In a previous interview with this newspaper, Greenidge had detailed that he has been playing and tuning pianos for years. “Piano is my second name, I just love the piano it makes you so creative,” he had said.
His deftness with the instrument and the fact that he has been “tuning and repairing them for years” is even more interesting when one considers that he has been visually impaired for most of his life. At the time he had shared that while he was not born blind, he had weak optic nerves which were improperly managed and eventually led to his blindness.
“But I never allowed it to keep me back, you know. Once I got a taste of piano, I just fell in love and that was it,” he had said.
He had shared that he had travelled to the United Kingdom where he honed the skills he already had. And it was not just the piano (even though that was what he eventually fell in love with), but he also had lessons with the organ and saxophone taught to him by some of the finest musicians.
Giving a background to his life during that interview, Greenidge said that he was born Laurie Evan Rupus Greenidge in Bajan Quarters. The area was so named because it was predominantly occupied by persons from Barbados, who worked on the Skeldon Estate. He had said his father, Laurie Greenidge, worked on the estate but his mother, Florie Bacchus, was a stay-at-home mom. He lost both of his parents at a young age, his father when he was a baby, and his mother when he was seven years old; he and his three siblings grew up with an aunt.
He later attended the Institute for the Blind which in the past was tasked with the responsibility of training the blind and finding meaningful employment for them. At the institute, he learnt to make baskets, cane chairs, trays and other craft items and then he became employed by the institute which in turn sold those items.

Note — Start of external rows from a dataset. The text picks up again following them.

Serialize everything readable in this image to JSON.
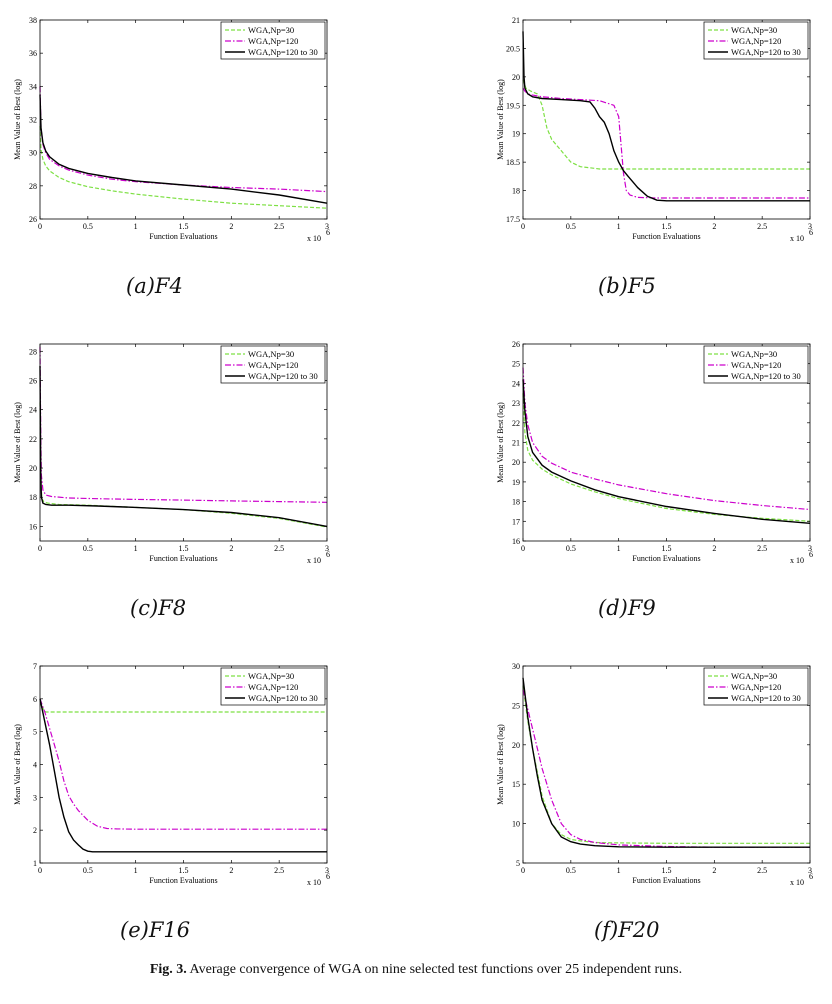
{
  "figure_caption": {
    "label": "Fig. 3.",
    "text": "Average convergence of WGA on nine selected test functions over 25 independent runs."
  },
  "colors": {
    "np30": "#7ee044",
    "np120": "#cc00cc",
    "np120to30": "#000000"
  },
  "chart_data": [
    {
      "id": "a",
      "type": "line",
      "caption": "(a)F4",
      "xlabel": "Function Evaluations",
      "ylabel": "Mean Value of Best (log)",
      "x_multiplier": "x 10",
      "x_exponent": "6",
      "xlim": [
        0,
        3
      ],
      "ylim": [
        26,
        38
      ],
      "xticks": [
        "0",
        "0.5",
        "1",
        "1.5",
        "2",
        "2.5",
        "3"
      ],
      "yticks": [
        "26",
        "28",
        "30",
        "32",
        "34",
        "36",
        "38"
      ],
      "legend": [
        "WGA,Np=30",
        "WGA,Np=120",
        "WGA,Np=120 to 30"
      ],
      "series": [
        {
          "name": "WGA,Np=30",
          "x": [
            0,
            0.01,
            0.03,
            0.06,
            0.1,
            0.2,
            0.3,
            0.5,
            0.75,
            1,
            1.5,
            2,
            2.5,
            3
          ],
          "y": [
            31.6,
            30.2,
            29.6,
            29.2,
            28.9,
            28.5,
            28.25,
            27.95,
            27.7,
            27.5,
            27.2,
            26.95,
            26.8,
            26.65
          ]
        },
        {
          "name": "WGA,Np=120",
          "x": [
            0,
            0.01,
            0.03,
            0.06,
            0.1,
            0.2,
            0.3,
            0.5,
            0.75,
            1,
            1.5,
            2,
            2.5,
            3
          ],
          "y": [
            34.0,
            31.5,
            30.5,
            30.0,
            29.6,
            29.2,
            28.95,
            28.65,
            28.4,
            28.25,
            28.05,
            27.9,
            27.8,
            27.65
          ]
        },
        {
          "name": "WGA,Np=120 to 30",
          "x": [
            0,
            0.01,
            0.03,
            0.06,
            0.1,
            0.2,
            0.3,
            0.5,
            0.75,
            1,
            1.5,
            2,
            2.5,
            3
          ],
          "y": [
            33.5,
            31.5,
            30.6,
            30.1,
            29.75,
            29.3,
            29.05,
            28.75,
            28.5,
            28.3,
            28.05,
            27.8,
            27.45,
            26.95
          ]
        }
      ]
    },
    {
      "id": "b",
      "type": "line",
      "caption": "(b)F5",
      "xlabel": "Function Evaluations",
      "ylabel": "Mean Value of Best (log)",
      "x_multiplier": "x 10",
      "x_exponent": "6",
      "xlim": [
        0,
        3
      ],
      "ylim": [
        17.5,
        21
      ],
      "xticks": [
        "0",
        "0.5",
        "1",
        "1.5",
        "2",
        "2.5",
        "3"
      ],
      "yticks": [
        "17.5",
        "18",
        "18.5",
        "19",
        "19.5",
        "20",
        "20.5",
        "21"
      ],
      "legend": [
        "WGA,Np=30",
        "WGA,Np=120",
        "WGA,Np=120 to 30"
      ],
      "series": [
        {
          "name": "WGA,Np=30",
          "x": [
            0,
            0.03,
            0.08,
            0.15,
            0.2,
            0.25,
            0.3,
            0.4,
            0.5,
            0.6,
            0.7,
            0.8,
            1.0,
            3
          ],
          "y": [
            19.95,
            19.8,
            19.75,
            19.7,
            19.5,
            19.1,
            18.9,
            18.7,
            18.5,
            18.42,
            18.4,
            18.38,
            18.38,
            18.38
          ]
        },
        {
          "name": "WGA,Np=120",
          "x": [
            0,
            0.02,
            0.05,
            0.1,
            0.2,
            0.4,
            0.6,
            0.8,
            0.95,
            1.0,
            1.02,
            1.05,
            1.08,
            1.12,
            1.2,
            1.4,
            3
          ],
          "y": [
            19.8,
            19.75,
            19.7,
            19.68,
            19.65,
            19.62,
            19.6,
            19.58,
            19.5,
            19.3,
            18.9,
            18.3,
            18.0,
            17.92,
            17.88,
            17.87,
            17.87
          ]
        },
        {
          "name": "WGA,Np=120 to 30",
          "x": [
            0,
            0.01,
            0.02,
            0.05,
            0.1,
            0.2,
            0.4,
            0.6,
            0.7,
            0.75,
            0.8,
            0.85,
            0.9,
            0.95,
            1.0,
            1.05,
            1.1,
            1.2,
            1.3,
            1.4,
            1.5,
            3
          ],
          "y": [
            20.8,
            20.0,
            19.8,
            19.7,
            19.65,
            19.62,
            19.6,
            19.58,
            19.56,
            19.45,
            19.3,
            19.2,
            19.0,
            18.7,
            18.5,
            18.35,
            18.25,
            18.05,
            17.9,
            17.83,
            17.82,
            17.82
          ]
        }
      ]
    },
    {
      "id": "c",
      "type": "line",
      "caption": "(c)F8",
      "xlabel": "Function Evaluations",
      "ylabel": "Mean Value of Best (log)",
      "x_multiplier": "x 10",
      "x_exponent": "6",
      "xlim": [
        0,
        3
      ],
      "ylim": [
        15,
        28.5
      ],
      "xticks": [
        "0",
        "0.5",
        "1",
        "1.5",
        "2",
        "2.5",
        "3"
      ],
      "yticks": [
        "16",
        "18",
        "20",
        "22",
        "24",
        "26",
        "28"
      ],
      "legend": [
        "WGA,Np=30",
        "WGA,Np=120",
        "WGA,Np=120 to 30"
      ],
      "series": [
        {
          "name": "WGA,Np=30",
          "x": [
            0,
            0.005,
            0.01,
            0.02,
            0.04,
            0.08,
            0.2,
            0.5,
            1,
            1.5,
            2,
            2.5,
            3
          ],
          "y": [
            24.5,
            21.0,
            19.0,
            17.9,
            17.7,
            17.6,
            17.5,
            17.45,
            17.3,
            17.15,
            16.9,
            16.55,
            15.95
          ]
        },
        {
          "name": "WGA,Np=120",
          "x": [
            0,
            0.004,
            0.008,
            0.015,
            0.03,
            0.06,
            0.12,
            0.3,
            0.6,
            1,
            1.5,
            2,
            2.5,
            3
          ],
          "y": [
            28.3,
            25.0,
            22.0,
            19.5,
            18.5,
            18.15,
            18.05,
            17.95,
            17.9,
            17.85,
            17.8,
            17.75,
            17.7,
            17.65
          ]
        },
        {
          "name": "WGA,Np=120 to 30",
          "x": [
            0,
            0.004,
            0.008,
            0.015,
            0.03,
            0.06,
            0.12,
            0.3,
            0.6,
            1,
            1.5,
            2,
            2.5,
            3
          ],
          "y": [
            27.0,
            23.0,
            19.5,
            18.0,
            17.6,
            17.5,
            17.45,
            17.45,
            17.4,
            17.3,
            17.15,
            16.95,
            16.6,
            16.0
          ]
        }
      ]
    },
    {
      "id": "d",
      "type": "line",
      "caption": "(d)F9",
      "xlabel": "Function Evaluations",
      "ylabel": "Mean Value of Best (log)",
      "x_multiplier": "x 10",
      "x_exponent": "6",
      "xlim": [
        0,
        3
      ],
      "ylim": [
        16,
        26
      ],
      "xticks": [
        "0",
        "0.5",
        "1",
        "1.5",
        "2",
        "2.5",
        "3"
      ],
      "yticks": [
        "16",
        "17",
        "18",
        "19",
        "20",
        "21",
        "22",
        "23",
        "24",
        "25",
        "26"
      ],
      "legend": [
        "WGA,Np=30",
        "WGA,Np=120",
        "WGA,Np=120 to 30"
      ],
      "series": [
        {
          "name": "WGA,Np=30",
          "x": [
            0,
            0.02,
            0.05,
            0.1,
            0.2,
            0.3,
            0.5,
            0.75,
            1,
            1.5,
            2,
            2.5,
            3
          ],
          "y": [
            23.5,
            21.5,
            20.6,
            20.1,
            19.65,
            19.35,
            18.9,
            18.5,
            18.15,
            17.65,
            17.35,
            17.15,
            17.0
          ]
        },
        {
          "name": "WGA,Np=120",
          "x": [
            0,
            0.02,
            0.05,
            0.1,
            0.2,
            0.3,
            0.5,
            0.75,
            1,
            1.5,
            2,
            2.5,
            3
          ],
          "y": [
            24.8,
            23.0,
            21.9,
            21.0,
            20.3,
            19.95,
            19.5,
            19.15,
            18.85,
            18.4,
            18.05,
            17.8,
            17.6
          ]
        },
        {
          "name": "WGA,Np=120 to 30",
          "x": [
            0,
            0.02,
            0.05,
            0.1,
            0.2,
            0.3,
            0.5,
            0.75,
            1,
            1.5,
            2,
            2.5,
            3
          ],
          "y": [
            24.2,
            22.6,
            21.3,
            20.5,
            19.85,
            19.5,
            19.05,
            18.6,
            18.25,
            17.75,
            17.4,
            17.1,
            16.9
          ]
        }
      ]
    },
    {
      "id": "e",
      "type": "line",
      "caption": "(e)F16",
      "xlabel": "Function Evaluations",
      "ylabel": "Mean Value of Best (log)",
      "x_multiplier": "x 10",
      "x_exponent": "6",
      "xlim": [
        0,
        3
      ],
      "ylim": [
        1,
        7
      ],
      "xticks": [
        "0",
        "0.5",
        "1",
        "1.5",
        "2",
        "2.5",
        "3"
      ],
      "yticks": [
        "1",
        "2",
        "3",
        "4",
        "5",
        "6",
        "7"
      ],
      "legend": [
        "WGA,Np=30",
        "WGA,Np=120",
        "WGA,Np=120 to 30"
      ],
      "series": [
        {
          "name": "WGA,Np=30",
          "x": [
            0,
            0.02,
            0.04,
            0.06,
            3
          ],
          "y": [
            5.95,
            5.8,
            5.65,
            5.6,
            5.6
          ]
        },
        {
          "name": "WGA,Np=120",
          "x": [
            0,
            0.05,
            0.1,
            0.15,
            0.2,
            0.25,
            0.3,
            0.35,
            0.4,
            0.5,
            0.6,
            0.7,
            0.8,
            1.0,
            3
          ],
          "y": [
            6.0,
            5.6,
            5.1,
            4.6,
            4.1,
            3.5,
            3.05,
            2.8,
            2.6,
            2.3,
            2.12,
            2.05,
            2.04,
            2.03,
            2.03
          ]
        },
        {
          "name": "WGA,Np=120 to 30",
          "x": [
            0,
            0.05,
            0.1,
            0.15,
            0.2,
            0.25,
            0.3,
            0.35,
            0.4,
            0.45,
            0.5,
            0.55,
            0.6,
            3
          ],
          "y": [
            6.0,
            5.3,
            4.6,
            3.8,
            3.0,
            2.4,
            1.95,
            1.7,
            1.55,
            1.42,
            1.36,
            1.34,
            1.34,
            1.34
          ]
        }
      ]
    },
    {
      "id": "f",
      "type": "line",
      "caption": "(f)F20",
      "xlabel": "Function Evaluations",
      "ylabel": "Mean Value of Best (log)",
      "x_multiplier": "x 10",
      "x_exponent": "6",
      "xlim": [
        0,
        3
      ],
      "ylim": [
        5,
        30
      ],
      "xticks": [
        "0",
        "0.5",
        "1",
        "1.5",
        "2",
        "2.5",
        "3"
      ],
      "yticks": [
        "5",
        "10",
        "15",
        "20",
        "25",
        "30"
      ],
      "legend": [
        "WGA,Np=30",
        "WGA,Np=120",
        "WGA,Np=120 to 30"
      ],
      "series": [
        {
          "name": "WGA,Np=30",
          "x": [
            0,
            0.05,
            0.1,
            0.15,
            0.2,
            0.3,
            0.4,
            0.5,
            0.6,
            0.75,
            1.0,
            1.5,
            2,
            3
          ],
          "y": [
            27.5,
            23.0,
            19.5,
            16.5,
            13.5,
            10.0,
            8.6,
            8.0,
            7.8,
            7.6,
            7.55,
            7.5,
            7.5,
            7.5
          ]
        },
        {
          "name": "WGA,Np=120",
          "x": [
            0,
            0.05,
            0.1,
            0.15,
            0.2,
            0.3,
            0.4,
            0.5,
            0.6,
            0.75,
            1.0,
            1.5,
            2,
            3
          ],
          "y": [
            27.0,
            24.5,
            22.0,
            19.5,
            17.0,
            13.0,
            10.0,
            8.6,
            8.0,
            7.6,
            7.3,
            7.1,
            7.0,
            7.0
          ]
        },
        {
          "name": "WGA,Np=120 to 30",
          "x": [
            0,
            0.05,
            0.1,
            0.15,
            0.2,
            0.3,
            0.4,
            0.5,
            0.6,
            0.75,
            1.0,
            1.5,
            2,
            3
          ],
          "y": [
            28.5,
            23.5,
            19.5,
            16.0,
            13.0,
            10.0,
            8.3,
            7.7,
            7.4,
            7.2,
            7.05,
            7.0,
            7.0,
            7.0
          ]
        }
      ]
    }
  ]
}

While he initially made money from making those items, over the years they stopped being in demand and he depended on tuning pianos.
It was his passion for music and more so in the piano that eventually saw him being awarded a scholarship to attend the London College of Furniture, a polytechnic in East End London, which had a department to train people to repair pianos. The scholarship came through his association with one Donald Jones, who was one of the few piano tuners in that time. It was he who recommended Greenidge to Lynette Dolphin, the then chair of the Department of Culture at the Ministry of Education.
He was married to Paulette Greenidge, who many may have known as Paulette Craig who was a teacher; she died in 1998. He remembered that his wife was also a versatile piano player and she taught music.
He later met Ruth and they have been together for a number of years.
“My experience both locally and overseas I consider beneficial both to myself and the country at large. My work in servicing pianos took me to a number of places in the country and I would have met many persons as well, some of whom I know up to day,” Greenidge had said at the time, a satisfied smile on his face.
But now his just wants to live in peace and enjoy the fruits of his labour.